The Program in Jewish Studies hosts several year-long research workshops and seminars for faculty members, postdocs, and students as well as one-time multi-day conferences that bring together scholars from around the world around topics of shared interest in the field.
Yale Jewish Studies Workshop
The Yale Jewish Studies Workshop, which meets regularly throughout the fall and spring semester, typically features pre-circulated works-in-progress by new faculty members, visiting professors, research scholars, and postdoctoral associates. This workshop provides an important opportunity for conversation across temporal and disciplinary boundaries within Jewish Studies. Regular attendance is expected of graduate students and faculty members in Jewish Studies. All members of the university community are warmly invited to join these workshops and learn together. Lunch is provided. For more information, please contact Jacob Morrow-Spitzer.
Yale Jewish Studies Seminar
The Modern Jewish History Colloquium and the Ancient Judaism Seminar have now been merged to form the Yale Jewish Studies Seminar. This seminar, co-organized by graduate students, typically invites junior and mid-career scholars to campus to present their research in a seminar setting and to meet with graduate students over lunch or dinner for continued conviviality and conversation. While the research presentations are usually open to the whole university community, there are also exclusive opportunities for graduate students to interact with the visiting scholars. For more information, please contact Tianruo Jiang and Gabriel Rom.

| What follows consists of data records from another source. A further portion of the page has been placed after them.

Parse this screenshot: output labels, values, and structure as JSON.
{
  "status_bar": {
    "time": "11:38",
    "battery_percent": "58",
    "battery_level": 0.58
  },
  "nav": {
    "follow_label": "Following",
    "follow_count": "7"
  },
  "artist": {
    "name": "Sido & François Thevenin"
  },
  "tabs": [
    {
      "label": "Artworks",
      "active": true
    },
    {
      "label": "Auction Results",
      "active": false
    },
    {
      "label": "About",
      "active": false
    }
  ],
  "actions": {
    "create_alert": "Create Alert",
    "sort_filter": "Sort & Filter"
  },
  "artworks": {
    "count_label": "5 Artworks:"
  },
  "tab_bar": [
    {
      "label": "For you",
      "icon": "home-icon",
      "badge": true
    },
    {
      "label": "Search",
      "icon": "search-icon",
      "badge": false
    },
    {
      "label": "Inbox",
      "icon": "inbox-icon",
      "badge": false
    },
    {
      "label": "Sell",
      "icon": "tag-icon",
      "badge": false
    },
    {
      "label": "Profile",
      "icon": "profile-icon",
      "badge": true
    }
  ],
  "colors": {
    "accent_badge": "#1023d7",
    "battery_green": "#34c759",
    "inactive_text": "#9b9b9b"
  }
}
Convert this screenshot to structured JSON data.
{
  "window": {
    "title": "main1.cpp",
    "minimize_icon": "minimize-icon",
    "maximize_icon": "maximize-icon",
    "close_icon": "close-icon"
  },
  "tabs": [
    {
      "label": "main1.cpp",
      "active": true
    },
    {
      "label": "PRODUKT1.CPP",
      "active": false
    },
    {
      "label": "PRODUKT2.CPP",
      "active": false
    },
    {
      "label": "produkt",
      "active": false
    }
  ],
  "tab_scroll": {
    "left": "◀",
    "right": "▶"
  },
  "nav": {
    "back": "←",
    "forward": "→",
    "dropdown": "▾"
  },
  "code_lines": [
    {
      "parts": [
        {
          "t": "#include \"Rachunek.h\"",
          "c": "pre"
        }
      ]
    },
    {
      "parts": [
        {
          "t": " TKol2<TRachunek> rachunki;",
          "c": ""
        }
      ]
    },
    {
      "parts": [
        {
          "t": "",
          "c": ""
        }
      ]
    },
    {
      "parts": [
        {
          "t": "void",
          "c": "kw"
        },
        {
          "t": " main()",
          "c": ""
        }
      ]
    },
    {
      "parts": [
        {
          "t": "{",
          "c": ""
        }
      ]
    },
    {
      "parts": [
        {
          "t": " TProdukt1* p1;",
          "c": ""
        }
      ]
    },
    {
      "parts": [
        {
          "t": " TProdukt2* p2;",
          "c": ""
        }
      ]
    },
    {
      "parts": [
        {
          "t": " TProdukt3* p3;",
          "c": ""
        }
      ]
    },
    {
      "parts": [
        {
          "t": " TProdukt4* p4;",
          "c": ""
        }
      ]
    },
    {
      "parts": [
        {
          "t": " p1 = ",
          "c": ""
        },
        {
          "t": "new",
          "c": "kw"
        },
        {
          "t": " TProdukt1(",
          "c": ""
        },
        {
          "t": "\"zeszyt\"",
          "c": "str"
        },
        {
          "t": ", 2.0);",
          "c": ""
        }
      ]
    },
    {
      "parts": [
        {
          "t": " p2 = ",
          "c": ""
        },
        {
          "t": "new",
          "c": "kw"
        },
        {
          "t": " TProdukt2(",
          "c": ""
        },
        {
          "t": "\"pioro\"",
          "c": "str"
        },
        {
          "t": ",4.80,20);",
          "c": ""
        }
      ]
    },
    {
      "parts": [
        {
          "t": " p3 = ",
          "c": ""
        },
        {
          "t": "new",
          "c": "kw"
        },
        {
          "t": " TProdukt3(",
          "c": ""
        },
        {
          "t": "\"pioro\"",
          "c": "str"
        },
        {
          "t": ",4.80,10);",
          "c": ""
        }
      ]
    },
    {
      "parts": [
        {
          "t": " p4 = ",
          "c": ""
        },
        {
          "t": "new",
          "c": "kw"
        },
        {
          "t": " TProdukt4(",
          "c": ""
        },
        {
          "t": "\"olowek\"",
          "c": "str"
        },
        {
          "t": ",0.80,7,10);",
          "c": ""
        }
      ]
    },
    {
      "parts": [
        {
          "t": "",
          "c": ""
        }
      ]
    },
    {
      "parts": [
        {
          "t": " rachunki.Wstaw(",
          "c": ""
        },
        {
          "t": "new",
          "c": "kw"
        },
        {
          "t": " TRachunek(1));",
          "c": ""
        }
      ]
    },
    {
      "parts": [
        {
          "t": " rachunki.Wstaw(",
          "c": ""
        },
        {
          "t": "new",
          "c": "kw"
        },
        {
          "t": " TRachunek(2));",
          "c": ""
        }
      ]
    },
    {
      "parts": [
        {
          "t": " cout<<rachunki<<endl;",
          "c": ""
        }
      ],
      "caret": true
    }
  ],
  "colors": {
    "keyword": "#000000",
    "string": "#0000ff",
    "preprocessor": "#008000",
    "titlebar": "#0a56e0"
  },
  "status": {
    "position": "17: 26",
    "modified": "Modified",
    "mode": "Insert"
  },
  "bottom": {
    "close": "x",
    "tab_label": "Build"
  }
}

Yale Jewish Studies Graduate Colloquium
The Yale Jewish Studies Graduate Colloquium, co-organized by and for graduate students, provides a forum for graduate students working in all areas in and adjacent to Jewish Studies to discuss their own research interests and writing endeavors together. This colloquium is meant to foster intellectual community and a collaborative spirit, and to scaffold students’ coursework-related papers, conference presentations, and dissertation writing. For more information, please contact Noah Avigan and Ruth Foster.
Conferences
The Program in Jewish Studies regularly hosts conferences in an array of disciplines of Jewish Studies, often co-organized by a team of faculty members and post-doctoral associates. Some past conferences include “Circulating Jews: Mobility, Cultural Transmission and Representation in Judaic Studies (November 2012), “Everyday Writing in the Medieval Near East: Documentary History and the Cairo Geniza” (November 2013), “Rabbis and Other Jews: Rabbinic Literature and Late Antique Judaism” (May 2014), “The Rise of Nationalism and the Nineteenth-Century Jewish Literary Imagination” (April 2015), “Sociality in Modern Jewish Philosophy and German Idealism” (June 2021), “The Aramaic Incantation Bowls in their Late Antique Jewish Contexts” (April 2022), “Talmudic Literature Conference” (April 2023), and “A Symposium in Celebration of Christine Hayes” (April 2024). The Program in Jewish Studies also hosts the Ancient Judaism Regional Seminar on a rotating basis, most recently in 2019 and 2024.